Generally more studs on the Ice Cleats the better especially when they're intelligently placed over the entire bottom of the Ice Cleat. That's because you obviously have a better chance of the studs coming in contact with the ice especially when the ice is uneven. Once you lose traction it's tough to get it back.
It is possible to have too many studs. When this occurs you get the "bed of nails effect" whereby your weight is distributed over so many points of contact that the studs don't penetrate the ice. This is particularly true on very cold ice that is far more dense.
The ice cleats I recommend have a patented Heel Spike
. Think about how you naturally take a step
and what hits the ground first. It's your heel, right? Well if there's no spike there at the base of your heel you're likely to have your leg slide right out in front and from under you and you'll go down. Ice cleats without Heel Spikes force you to walk more flat-footed. That's not natural so you can forget to do it especially if you have to move in a hurry. You'll only find Heel Spike(s) on Winter Walking Ice Cleats.
The longer the stud the better up to a maximum of 2mm for ice cleats designed for walking and everyday use.
Once they get longer than 2mm the studs themselves become a tripping hazard. The longer spike is especially important when there's a thin layer of snow on top of the ice
that could prevent the stud from making contact with the ice.
The exception is when people are unable, or it's impractical, to remove Ice Cleats before going indoors.
Then 1mm studs on the Winter Walking LOW-PRO
and Winter Walking ALTRAGRIPS-LITE LOW PROFILE
Ice Cleats are the best compromise.
Your ice cleats should have an aggressive tread that's good for traction on deeper snow and. The tread should be designed to help expel snow and slush that can come between the bottom of your boot and the ice to help those studs to maintain contact with the ice. This is a major problem with spikeless ice cleats with coils.

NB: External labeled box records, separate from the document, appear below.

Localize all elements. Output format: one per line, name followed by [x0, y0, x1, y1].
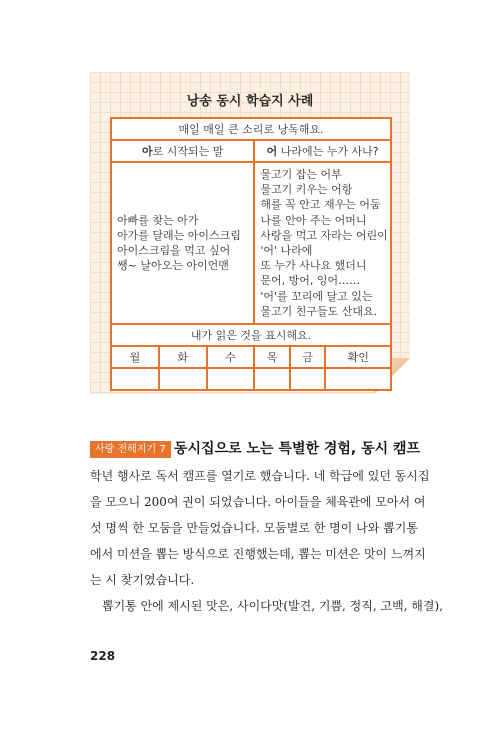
- day-tue: 화: [159, 346, 207, 368]
- left-poem-line: 아이스크림을 먹고 싶어: [117, 244, 231, 258]
- body-text-line: 섯 명씩 한 모둠을 만들었습니다. 모둠별로 한 명이 나와 뽑기통: [90, 521, 418, 535]
- left-poem-cell: [111, 162, 254, 324]
- instruction-cell: 매일 매일 큰 소리로 낭독해요.: [111, 118, 391, 140]
- left-header-rest: 로 시작되는 말: [152, 145, 224, 158]
- day-confirm: 확인: [325, 346, 391, 368]
- right-poem-line: 나를 안아 주는 어머니: [260, 213, 367, 227]
- right-poem-header: [254, 140, 391, 162]
- right-header-rest: 나라에는 누가 사나?: [277, 145, 379, 158]
- left-poem-header: [111, 140, 254, 162]
- section-title: 동시집으로 노는 특별한 경험, 동시 캠프: [174, 441, 421, 457]
- left-header-bold: 아: [141, 145, 153, 158]
- body-text-line: 뽑기통 안에 제시된 맛은, 사이다맛(발견, 기쁨, 정직, 고백, 해결),: [102, 599, 443, 613]
- section-badge: 사랑 전해지기 7: [90, 441, 171, 458]
- body-text-line: 에서 미션을 뽑는 방식으로 진행했는데, 뽑는 미션은 맛이 느껴지: [90, 547, 426, 561]
- right-poem-line: '어' 나라에: [260, 244, 313, 258]
- body-text-line: 학년 행사로 독서 캠프를 열기로 했습니다. 네 학급에 있던 동시집: [90, 469, 430, 483]
- left-poem-line: 쌩~ 날아오는 아이언맨: [117, 259, 229, 273]
- right-poem-line: 물고기 친구들도 산대요.: [260, 304, 378, 318]
- right-poem-line: 문어, 방어, 잉어……: [260, 274, 361, 288]
- right-header-bold: 어: [266, 145, 278, 158]
- left-poem-line: 아가를 달래는 아이스크림: [117, 228, 241, 242]
- day-wed: 수: [207, 346, 255, 368]
- right-poem-line: 사랑을 먹고 자라는 어린이: [260, 228, 388, 242]
- check-cell-wed: [207, 368, 255, 390]
- page-number: 228: [90, 649, 116, 663]
- right-poem-line: 또 누가 사나요 했더니: [260, 259, 367, 273]
- right-poem-line: 해를 꼭 안고 재우는 어둠: [260, 198, 381, 212]
- check-cell-confirm: [325, 368, 391, 390]
- day-thu: 목: [254, 346, 290, 368]
- worksheet-table: [110, 117, 392, 391]
- left-poem-line: 아빠를 찾는 아가: [117, 213, 199, 227]
- right-poem-line: 물고기 잡는 어부: [260, 168, 342, 181]
- footer-instruction-cell: 내가 읽은 것을 표시해요.: [111, 324, 391, 346]
- check-cell-tue: [159, 368, 207, 390]
- day-fri: 금: [290, 346, 326, 368]
- day-mon: 월: [111, 346, 159, 368]
- right-poem-line: '어'를 꼬리에 달고 있는: [260, 289, 373, 303]
- body-text-line: 는 시 찾기였습니다.: [90, 573, 195, 587]
- check-cell-thu: [254, 368, 290, 390]
- worksheet-title: 낭송 동시 학습지 사례: [186, 94, 314, 109]
- body-text-line: 을 모으니 200여 권이 되었습니다. 아이들을 체육관에 모아서 여: [90, 495, 426, 509]
- check-cell-mon: [111, 368, 159, 390]
- check-cell-fri: [290, 368, 326, 390]
- right-poem-line: 물고기 키우는 어항: [260, 183, 353, 197]
- right-poem-cell: [254, 162, 391, 324]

You want them to stay on your boots so you don't walk out of your ice cleats in deeper snow. And you want them to not slip out of position so the spikes remain in place.
Basing your choice of ice cleats on price alone automatically qualifies you for a Darwin Award. If you don't know what that is you might want to look it up. The difference between the ice cleat that provides the best possible protection from a fall and a total piece of junk is less than $20 and most often less than $10. We're talking about reducing the risk of a life-altering injury... a broken hip, arm or leg, concussion, fractured skull or even death. We're trying to prevent an injury that can prevent you from working and taking care of yourself and your family. This is no time to be shopping in the bargain basement.
- Most customer reviews regarding Ice Cleats are written by people who in no way considered the questions I posed in the section above. And it's not the customer's fault because the people who sold them the Ice Cleats often don't have a clue or make no attempt to tell them about them.
- The perceived performance of Ice Cleats is relative. Many positive reviews for mediocre and sometimes even terrible Ice Cleats result from the customer's first experience with first Ice Cleats. That's because almost any Ice Cleat... no matter how terrible... is still a lot better than the traction provided by any rubber or leather soled shoe or boot alone.
- Some of the worst reviews result from purchasing Ice Cleats for purposes for which they were not designed. For example, taking light duty Ice Cleats on a mountain trail and then complaining how they broke in 15 minutes.
The best time to buy Ice Cleats is when there's no... and no chance of... ice or snow on the ground. The absolute worst time to buy Ice Cleats is when there is ice and snow on the ground because you'll settle for just about anything you can get on your feet to stop you from slipping and getting injured.
You risk life and limb and head out to the sporting goods or hardware store... if you can even get there... to purchase anything they might happen to have. Often they're sold out.
It's just common sense. You don't buy house insurance when your house is already on fire... it's too late. It's the same thing buying Ice Cleats except the risk is greater because it's to your personal well-being whereby the house is simply property.
You only have to slip and fall one time to suffer a life-altering injury or even death. And you can't always simply make the decision not to go out because you may already be out when you're surprised by slippery conditions. It's a fantastic, smart investment in something you hope you never have to use... like health insurance.